Computational analysis of efficient organic solar cell-based retinal prosthesis using plasmonic gold nanoparticles

Abstract

Introduction: Photovoltaic restoration of vision, especially in conjunction with the use of silicon photodiodes, has gained attention for use in patients affected by blindness due to retinal layer disease. Although the use of silicon photodiodes offers miniaturization of the implant unit and increase in the stimulation channel, the implant unit may suffer from the fracture of these brittle photodiodes when mechanical pressure exerted.
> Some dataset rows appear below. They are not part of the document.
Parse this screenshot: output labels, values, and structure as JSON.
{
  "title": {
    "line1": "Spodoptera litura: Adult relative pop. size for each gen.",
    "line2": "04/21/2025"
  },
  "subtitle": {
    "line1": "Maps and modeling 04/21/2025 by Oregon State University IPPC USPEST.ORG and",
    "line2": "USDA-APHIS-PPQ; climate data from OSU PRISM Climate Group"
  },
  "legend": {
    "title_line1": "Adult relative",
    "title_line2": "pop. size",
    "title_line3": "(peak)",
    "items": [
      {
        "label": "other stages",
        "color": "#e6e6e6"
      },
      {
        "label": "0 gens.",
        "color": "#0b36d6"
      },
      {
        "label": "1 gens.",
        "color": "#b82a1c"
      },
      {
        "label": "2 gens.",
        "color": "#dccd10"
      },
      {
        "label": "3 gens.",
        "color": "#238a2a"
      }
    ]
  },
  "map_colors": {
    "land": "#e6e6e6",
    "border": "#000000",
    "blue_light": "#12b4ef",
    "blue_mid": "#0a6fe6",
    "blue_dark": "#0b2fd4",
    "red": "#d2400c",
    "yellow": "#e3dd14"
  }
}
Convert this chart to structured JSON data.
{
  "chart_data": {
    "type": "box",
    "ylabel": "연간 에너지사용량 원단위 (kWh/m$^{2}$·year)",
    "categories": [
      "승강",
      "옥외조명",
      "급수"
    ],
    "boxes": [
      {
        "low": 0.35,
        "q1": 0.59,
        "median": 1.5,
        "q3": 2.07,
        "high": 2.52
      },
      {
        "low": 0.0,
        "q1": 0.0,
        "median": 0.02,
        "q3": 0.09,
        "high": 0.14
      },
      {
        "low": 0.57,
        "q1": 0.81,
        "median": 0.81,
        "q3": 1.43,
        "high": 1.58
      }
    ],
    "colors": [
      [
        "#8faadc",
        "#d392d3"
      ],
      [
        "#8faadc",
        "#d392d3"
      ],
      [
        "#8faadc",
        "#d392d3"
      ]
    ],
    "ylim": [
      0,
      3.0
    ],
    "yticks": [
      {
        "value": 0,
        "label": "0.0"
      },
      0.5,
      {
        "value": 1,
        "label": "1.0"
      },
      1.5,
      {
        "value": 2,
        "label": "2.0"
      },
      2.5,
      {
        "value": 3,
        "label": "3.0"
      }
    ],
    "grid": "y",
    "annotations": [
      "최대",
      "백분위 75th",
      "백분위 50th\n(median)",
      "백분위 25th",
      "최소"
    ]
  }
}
Methods: We present an organic solar cell (OSC)-based retinal prosthesis in which spherical gold nanoparticles (AuNPs) are embedded into the active layer to increase the efficiency of the bioelectric interface. Results: We demonstrate computationally that a modeled OSC incorporating spherical AuNPs has three times higher efficiency than that of a bare OSC presented before for retinal prostheses. Our AuNP based OSC was able to activate the neuron at the minimum light intensity of 0.26 mW/mm2, which is lower than that of the bare OSC. Discussion: The use of AuNPs in OSC allows device miniaturization or lowering of the light exposure required for neural activation using a photovoltaic retinal prosthesis, which can generally be applied in a broad range of neural prostheses.